TAVI and AVR revealed a similar eccentric distribution of WSS along the aortic circumference, which was significantly elevated and depressed in focal regions. This asymmetry clearly differed from healthy controls. Local abnormalities in WSS are thought to stimulate aneurysm formation [6, 19, 20]. In a recent study using computational fluid-dynamic analysis, WSS has been shown to be regionally elevated at the site of ascending aortic aneurysm formation [21]. Hence, it is notable that both TAVI and AVR lead to a WSS profile that imparts a regional hemodynamic abnormality at the aortic wall, which is suspected to increase the chance of an adverse vascular event. Whether the resultant WSS patterns are relevant for patients with calcified aortic stenosis, who typically have thickened and stiff aortic walls, is unclear. However, in patients with aortic regurgitation and thinned aortic wall, who may receive AVR or in the future even TAVI, this prior knowledge regarding the impact of AVR and TAVI may prove useful.

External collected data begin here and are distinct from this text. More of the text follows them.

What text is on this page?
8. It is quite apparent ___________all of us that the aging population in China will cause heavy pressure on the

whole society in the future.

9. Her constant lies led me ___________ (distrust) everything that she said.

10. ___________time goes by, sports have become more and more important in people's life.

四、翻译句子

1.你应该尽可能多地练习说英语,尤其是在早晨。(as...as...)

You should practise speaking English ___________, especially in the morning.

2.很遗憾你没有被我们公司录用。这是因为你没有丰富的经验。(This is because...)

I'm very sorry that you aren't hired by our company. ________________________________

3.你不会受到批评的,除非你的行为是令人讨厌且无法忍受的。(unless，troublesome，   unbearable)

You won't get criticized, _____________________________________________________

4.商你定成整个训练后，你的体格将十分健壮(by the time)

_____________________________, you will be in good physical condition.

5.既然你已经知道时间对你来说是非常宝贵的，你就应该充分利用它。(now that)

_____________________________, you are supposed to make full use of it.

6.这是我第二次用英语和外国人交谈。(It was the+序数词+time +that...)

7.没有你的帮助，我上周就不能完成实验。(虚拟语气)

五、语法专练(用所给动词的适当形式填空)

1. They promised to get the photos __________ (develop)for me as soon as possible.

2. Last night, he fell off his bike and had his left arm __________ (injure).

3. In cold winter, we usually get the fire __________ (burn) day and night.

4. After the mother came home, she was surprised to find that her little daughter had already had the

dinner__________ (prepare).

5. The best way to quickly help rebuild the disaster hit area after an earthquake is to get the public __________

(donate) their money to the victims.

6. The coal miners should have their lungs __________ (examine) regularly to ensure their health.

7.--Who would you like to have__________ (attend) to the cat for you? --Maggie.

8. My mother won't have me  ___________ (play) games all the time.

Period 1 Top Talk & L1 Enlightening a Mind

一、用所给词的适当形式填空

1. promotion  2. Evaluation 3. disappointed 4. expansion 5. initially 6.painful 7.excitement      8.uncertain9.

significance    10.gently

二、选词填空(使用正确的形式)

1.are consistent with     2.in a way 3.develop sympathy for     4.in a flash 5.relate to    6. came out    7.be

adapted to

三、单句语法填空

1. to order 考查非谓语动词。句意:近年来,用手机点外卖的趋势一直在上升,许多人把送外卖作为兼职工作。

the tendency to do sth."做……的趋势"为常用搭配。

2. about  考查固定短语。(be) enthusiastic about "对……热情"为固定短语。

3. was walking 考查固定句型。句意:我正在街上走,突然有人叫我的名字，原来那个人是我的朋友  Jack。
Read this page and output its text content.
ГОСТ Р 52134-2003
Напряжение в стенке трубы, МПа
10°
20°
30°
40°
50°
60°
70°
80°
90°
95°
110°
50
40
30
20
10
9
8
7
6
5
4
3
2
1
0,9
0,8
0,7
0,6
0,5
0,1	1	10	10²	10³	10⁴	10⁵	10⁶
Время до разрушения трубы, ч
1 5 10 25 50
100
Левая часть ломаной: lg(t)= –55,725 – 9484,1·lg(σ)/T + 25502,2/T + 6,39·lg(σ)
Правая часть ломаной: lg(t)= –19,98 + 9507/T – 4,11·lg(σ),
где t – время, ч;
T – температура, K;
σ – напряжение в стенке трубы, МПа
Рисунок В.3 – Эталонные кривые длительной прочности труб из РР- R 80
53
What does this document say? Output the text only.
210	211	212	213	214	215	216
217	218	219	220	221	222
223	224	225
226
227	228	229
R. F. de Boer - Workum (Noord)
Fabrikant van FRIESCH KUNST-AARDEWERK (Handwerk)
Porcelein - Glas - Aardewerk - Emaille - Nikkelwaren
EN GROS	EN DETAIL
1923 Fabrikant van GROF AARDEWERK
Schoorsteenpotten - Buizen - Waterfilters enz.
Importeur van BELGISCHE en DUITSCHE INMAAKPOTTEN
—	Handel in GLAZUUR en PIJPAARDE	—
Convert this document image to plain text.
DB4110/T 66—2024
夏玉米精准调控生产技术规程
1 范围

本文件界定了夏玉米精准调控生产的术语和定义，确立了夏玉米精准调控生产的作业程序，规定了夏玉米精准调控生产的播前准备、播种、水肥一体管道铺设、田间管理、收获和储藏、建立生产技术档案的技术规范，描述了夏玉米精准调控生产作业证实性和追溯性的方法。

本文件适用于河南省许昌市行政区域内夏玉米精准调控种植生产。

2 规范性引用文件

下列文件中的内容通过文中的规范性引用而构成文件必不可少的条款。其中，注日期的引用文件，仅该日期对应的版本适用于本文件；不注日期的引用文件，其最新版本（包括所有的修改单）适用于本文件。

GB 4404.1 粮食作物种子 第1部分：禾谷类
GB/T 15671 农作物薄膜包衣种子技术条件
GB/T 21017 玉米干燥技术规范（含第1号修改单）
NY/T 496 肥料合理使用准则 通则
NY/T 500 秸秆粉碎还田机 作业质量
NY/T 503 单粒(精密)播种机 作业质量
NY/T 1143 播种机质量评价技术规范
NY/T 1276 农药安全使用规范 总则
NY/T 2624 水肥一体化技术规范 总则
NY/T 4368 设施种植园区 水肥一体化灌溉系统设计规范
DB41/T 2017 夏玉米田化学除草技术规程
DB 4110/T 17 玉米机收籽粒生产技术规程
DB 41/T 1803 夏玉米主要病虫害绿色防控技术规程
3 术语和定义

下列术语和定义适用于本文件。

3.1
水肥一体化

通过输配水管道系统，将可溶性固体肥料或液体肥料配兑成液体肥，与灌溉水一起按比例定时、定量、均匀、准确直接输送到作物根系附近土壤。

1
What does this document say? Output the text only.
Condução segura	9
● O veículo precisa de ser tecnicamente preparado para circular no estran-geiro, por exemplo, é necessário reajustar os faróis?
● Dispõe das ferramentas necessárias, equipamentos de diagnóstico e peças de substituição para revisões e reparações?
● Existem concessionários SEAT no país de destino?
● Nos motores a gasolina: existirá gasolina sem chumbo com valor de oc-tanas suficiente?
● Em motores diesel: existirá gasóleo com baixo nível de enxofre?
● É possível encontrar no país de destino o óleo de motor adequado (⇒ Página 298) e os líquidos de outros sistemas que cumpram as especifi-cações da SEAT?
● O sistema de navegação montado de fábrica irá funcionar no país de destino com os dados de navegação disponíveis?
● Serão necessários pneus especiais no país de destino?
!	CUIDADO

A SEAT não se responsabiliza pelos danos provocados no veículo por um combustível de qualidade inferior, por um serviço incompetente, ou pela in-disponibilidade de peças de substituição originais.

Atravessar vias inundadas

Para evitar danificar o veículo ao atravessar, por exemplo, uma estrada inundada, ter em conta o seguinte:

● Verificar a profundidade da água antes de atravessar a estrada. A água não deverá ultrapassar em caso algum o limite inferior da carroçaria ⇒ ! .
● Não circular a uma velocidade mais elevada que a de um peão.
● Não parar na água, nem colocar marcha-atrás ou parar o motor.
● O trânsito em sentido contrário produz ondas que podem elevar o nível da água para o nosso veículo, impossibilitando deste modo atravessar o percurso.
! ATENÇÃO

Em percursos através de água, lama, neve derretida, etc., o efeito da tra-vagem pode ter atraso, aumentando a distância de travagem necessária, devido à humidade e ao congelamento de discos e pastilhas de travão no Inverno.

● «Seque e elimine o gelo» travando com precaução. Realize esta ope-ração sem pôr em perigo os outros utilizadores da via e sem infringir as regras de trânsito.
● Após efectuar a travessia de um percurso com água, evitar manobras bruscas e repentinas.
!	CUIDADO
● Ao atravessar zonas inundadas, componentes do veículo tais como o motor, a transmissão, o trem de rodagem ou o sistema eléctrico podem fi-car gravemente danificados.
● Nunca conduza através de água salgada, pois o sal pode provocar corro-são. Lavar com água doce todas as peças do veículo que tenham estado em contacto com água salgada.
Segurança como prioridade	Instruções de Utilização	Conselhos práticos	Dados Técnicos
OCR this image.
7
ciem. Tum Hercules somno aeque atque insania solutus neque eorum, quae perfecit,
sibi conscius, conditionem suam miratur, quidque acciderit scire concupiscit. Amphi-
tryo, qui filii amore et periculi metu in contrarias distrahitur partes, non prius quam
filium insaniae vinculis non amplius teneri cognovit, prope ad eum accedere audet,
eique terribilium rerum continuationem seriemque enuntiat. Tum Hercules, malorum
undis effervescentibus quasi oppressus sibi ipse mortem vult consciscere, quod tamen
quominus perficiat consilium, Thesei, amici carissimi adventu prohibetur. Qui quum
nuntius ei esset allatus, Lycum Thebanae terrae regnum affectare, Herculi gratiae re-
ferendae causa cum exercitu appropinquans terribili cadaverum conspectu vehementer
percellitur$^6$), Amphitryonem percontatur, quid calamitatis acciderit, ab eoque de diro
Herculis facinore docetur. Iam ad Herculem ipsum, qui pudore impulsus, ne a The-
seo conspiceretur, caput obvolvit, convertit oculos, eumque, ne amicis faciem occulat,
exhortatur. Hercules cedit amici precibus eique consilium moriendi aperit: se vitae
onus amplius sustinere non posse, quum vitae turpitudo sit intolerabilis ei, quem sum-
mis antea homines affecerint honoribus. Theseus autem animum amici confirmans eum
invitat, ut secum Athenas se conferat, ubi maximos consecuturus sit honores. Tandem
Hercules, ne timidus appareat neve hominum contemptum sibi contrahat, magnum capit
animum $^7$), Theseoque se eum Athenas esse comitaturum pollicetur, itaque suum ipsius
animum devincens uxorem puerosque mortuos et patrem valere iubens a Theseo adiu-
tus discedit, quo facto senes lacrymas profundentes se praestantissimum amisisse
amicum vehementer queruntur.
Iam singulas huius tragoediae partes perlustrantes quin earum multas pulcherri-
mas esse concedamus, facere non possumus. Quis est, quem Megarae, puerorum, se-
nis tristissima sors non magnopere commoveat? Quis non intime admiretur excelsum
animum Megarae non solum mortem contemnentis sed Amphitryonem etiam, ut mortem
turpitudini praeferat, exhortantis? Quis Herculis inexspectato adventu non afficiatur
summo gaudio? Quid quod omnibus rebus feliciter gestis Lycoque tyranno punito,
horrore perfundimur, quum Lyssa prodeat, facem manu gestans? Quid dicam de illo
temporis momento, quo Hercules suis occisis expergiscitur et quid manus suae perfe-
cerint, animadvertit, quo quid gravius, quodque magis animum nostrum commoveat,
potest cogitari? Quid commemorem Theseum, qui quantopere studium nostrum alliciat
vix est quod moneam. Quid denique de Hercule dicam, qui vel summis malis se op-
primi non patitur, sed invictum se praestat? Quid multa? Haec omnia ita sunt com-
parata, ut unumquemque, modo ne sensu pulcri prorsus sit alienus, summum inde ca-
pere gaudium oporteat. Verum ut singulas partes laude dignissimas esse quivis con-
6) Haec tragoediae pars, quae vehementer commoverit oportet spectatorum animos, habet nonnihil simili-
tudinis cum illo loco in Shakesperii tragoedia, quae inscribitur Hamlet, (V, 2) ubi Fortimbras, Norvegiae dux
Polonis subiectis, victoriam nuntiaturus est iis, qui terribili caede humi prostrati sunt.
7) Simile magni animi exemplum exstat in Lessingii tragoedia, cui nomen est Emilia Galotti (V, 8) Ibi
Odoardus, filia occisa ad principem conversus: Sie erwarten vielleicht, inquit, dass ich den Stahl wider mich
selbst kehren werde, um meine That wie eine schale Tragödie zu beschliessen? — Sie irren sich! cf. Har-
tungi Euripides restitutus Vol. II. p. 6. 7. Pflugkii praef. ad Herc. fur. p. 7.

The findings of the present study highlight that 4D-flow MRI opens the door to a new dimension of information about hemodynamics. The added clinical value of this information still has to be proven in future studies. At that time, we are mainly descriptive and thereby increase the knowledge about flow patterns in the proximity of aortic prostheses. These insights may stimulate attempts to construct prosthetic devices with near-normal systolic flow behavior and to determine the best prosthetic device for the individual subject.

Limitations

(1) The control group differed from the intervention groups regarding age, orifice area and aortic dimensions. Age has a known influence on the hemodynamics in the ascending aorta as well as the aortic diameter [22, 23, 24]. Therefore, this study has to be interpreted as a pilot study. (2) Given the discrete (voxelwise) nature of the velocity data, WSS as measured by MRI is known to be underestimated. Nonetheless, the underestimation is mitigated as long as the scans are kept similar [14]. It is also imperative that careful segmentation of the vessel wall is performed, as the computation of the velocity gradients are dependent on user selection of the wall position. Previous studies have demonstrated robust intra- and inter-observer reliability and scan-rescan repeatability [25]. (3) Helical and vortical flow patterns were only assessed qualitatively. Absolute quantification of flow helicity might be superior and more objective [26]. The computation of these parameters requires specialized algorithms and/or volumetric segmentations, neither of which were available for this study. A quantitative approach should be integrated in future studies. (4) The orifice area of the TAVI prostheses was taken from literature, as direct measurement was infeasible due to artifacts. iv) This cross-sectional study was designed as a hypothesis generating pilot study, thus the enrollment was limited to small numbers. To examine the influence of the blood flow characteristics on the ascending aorta, a longitudinal study is required.

Conclusion

This pilot study demonstrated that TAVI and AVR with a stented bioprosthesis lead to altered blood flow characteristics in the ascending aorta compared to healthy controls, with more intense flow eccentricity and regional elevation of wall shear stress.